Filing your incorporation paperwork is just the first step. To become operational and investor-ready, there are several legal, tax, and setup actions to complete right after.
Why it Matters
Incorporating is just the beginning. To actually run your startup legally — hire employees, open a bank account, raise capital — you need to complete a handful of post-incorporation essentials.
Founders Checklist
Get your EIN from the IRS
Hold your initial board meeting or execute board consent
Adopt your bylaws and appoint officers
Issue founder stock and file 83(b) elections
Open a business bank account
Set up a cap table tool (e.g., Carta, Pulley)
Register to do business in your home state (foreign qualification)
Founder Fails
Didn’t open a bank account > mixed personal/business funds
Forgot to file 83(b) elections > tax nightmare later
Never adopted bylaws > blocked from closing seed round
When to ask for Help
You’re not sure what to prioritize after incorporating.

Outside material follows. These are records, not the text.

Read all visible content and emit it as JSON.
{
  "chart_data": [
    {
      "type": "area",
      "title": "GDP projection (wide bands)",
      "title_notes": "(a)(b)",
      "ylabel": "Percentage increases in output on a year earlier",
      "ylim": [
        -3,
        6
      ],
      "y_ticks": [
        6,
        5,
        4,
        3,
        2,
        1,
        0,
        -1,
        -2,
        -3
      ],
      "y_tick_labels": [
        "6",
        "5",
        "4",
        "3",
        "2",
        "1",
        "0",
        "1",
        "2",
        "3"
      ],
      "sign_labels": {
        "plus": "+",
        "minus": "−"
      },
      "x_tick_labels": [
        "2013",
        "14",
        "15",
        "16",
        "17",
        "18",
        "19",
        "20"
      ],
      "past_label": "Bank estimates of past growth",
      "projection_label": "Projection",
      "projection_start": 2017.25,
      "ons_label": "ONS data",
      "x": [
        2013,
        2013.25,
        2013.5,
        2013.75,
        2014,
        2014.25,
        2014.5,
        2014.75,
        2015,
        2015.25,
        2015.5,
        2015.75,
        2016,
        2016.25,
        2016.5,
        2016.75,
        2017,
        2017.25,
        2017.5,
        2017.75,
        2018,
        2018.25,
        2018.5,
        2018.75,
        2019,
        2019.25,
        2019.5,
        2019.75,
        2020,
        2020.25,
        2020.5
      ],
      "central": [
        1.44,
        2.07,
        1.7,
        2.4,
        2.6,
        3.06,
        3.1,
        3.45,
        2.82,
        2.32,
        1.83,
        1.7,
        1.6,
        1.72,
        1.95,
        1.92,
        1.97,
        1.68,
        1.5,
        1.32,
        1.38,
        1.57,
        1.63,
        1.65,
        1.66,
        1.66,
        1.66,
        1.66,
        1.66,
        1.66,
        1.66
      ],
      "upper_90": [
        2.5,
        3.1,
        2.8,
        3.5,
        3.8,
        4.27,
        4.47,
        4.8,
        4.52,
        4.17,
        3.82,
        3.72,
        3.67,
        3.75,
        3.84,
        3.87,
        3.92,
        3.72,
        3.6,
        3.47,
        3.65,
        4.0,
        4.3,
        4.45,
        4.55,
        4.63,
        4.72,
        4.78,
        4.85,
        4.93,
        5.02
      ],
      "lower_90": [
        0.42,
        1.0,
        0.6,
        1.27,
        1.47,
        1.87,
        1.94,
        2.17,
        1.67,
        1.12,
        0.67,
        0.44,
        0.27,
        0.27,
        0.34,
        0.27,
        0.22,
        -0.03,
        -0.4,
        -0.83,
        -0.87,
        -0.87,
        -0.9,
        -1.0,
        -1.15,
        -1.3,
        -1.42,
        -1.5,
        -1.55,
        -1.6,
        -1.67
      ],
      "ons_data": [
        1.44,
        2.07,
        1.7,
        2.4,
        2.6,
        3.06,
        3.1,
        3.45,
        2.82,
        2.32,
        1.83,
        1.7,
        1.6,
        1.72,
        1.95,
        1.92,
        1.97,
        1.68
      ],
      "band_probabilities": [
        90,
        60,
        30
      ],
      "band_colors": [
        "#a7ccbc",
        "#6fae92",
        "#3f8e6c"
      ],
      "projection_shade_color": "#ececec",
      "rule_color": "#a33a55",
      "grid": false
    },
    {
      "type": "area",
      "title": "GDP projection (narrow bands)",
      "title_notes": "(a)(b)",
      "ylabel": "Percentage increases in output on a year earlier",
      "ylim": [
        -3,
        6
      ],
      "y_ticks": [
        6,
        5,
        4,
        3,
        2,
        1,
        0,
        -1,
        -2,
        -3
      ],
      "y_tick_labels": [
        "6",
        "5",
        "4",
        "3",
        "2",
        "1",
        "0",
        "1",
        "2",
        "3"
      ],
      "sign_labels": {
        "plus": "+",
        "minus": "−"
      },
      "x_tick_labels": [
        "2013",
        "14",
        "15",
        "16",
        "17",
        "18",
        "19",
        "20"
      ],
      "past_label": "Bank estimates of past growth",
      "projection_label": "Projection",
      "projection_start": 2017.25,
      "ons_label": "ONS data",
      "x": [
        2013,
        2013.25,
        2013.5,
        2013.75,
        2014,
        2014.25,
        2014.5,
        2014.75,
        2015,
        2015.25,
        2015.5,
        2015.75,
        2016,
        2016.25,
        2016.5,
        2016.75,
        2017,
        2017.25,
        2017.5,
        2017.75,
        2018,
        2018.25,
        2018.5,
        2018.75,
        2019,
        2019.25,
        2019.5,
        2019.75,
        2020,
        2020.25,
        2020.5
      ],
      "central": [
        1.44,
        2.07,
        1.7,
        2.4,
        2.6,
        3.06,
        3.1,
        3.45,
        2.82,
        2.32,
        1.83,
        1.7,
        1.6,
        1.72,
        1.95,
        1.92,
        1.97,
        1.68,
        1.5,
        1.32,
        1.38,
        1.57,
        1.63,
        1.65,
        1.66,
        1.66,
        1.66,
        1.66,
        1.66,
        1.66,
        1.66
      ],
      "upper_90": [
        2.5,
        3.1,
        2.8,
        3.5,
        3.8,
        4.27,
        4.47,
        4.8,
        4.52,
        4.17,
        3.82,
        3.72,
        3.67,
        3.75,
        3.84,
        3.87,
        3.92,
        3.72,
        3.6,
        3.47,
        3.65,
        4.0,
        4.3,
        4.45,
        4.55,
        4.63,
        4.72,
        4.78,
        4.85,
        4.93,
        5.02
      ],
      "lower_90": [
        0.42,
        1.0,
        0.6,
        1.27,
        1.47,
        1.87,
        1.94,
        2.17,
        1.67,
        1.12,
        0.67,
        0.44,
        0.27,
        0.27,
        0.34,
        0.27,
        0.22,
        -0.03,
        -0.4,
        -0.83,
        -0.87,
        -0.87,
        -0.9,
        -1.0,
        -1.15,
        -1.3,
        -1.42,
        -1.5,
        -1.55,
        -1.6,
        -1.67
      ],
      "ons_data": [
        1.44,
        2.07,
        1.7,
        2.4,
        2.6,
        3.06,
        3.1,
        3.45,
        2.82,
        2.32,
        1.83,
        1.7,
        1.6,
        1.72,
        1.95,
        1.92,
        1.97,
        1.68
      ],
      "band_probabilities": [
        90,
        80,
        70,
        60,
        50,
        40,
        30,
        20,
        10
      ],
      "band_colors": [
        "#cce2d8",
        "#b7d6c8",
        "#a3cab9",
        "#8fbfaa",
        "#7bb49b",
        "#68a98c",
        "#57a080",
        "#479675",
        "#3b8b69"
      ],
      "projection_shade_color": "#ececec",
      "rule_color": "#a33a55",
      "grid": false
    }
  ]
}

You’ve incorporated but haven’t issued stock or held a board consent.
You’re unclear about 83(b) elections and deadlines.
You want to use a cap table tool but aren’t sure which to pick.
You’re incorporating from outside the U.S. and need help with compliance.
Frequently Asked Questions
Q: Isn’t filing incorporation enough?
A: Not quite. Filing your Certificate creates the legal entity, but the company isn’t fully operational until you take additional steps — especially issuing stock and appointing officers.
Q: What’s foreign qualification?
A: If you incorporated in Delaware but operate in another state (like California or New York), you must register there as a “foreign” corporation and pay applicable fees.
Q: Do I need a board meeting right away?
A: You can use a written consent instead. This document approves your bylaws, appoints officers, and authorizes stock issuance — it’s your startup’s first official action.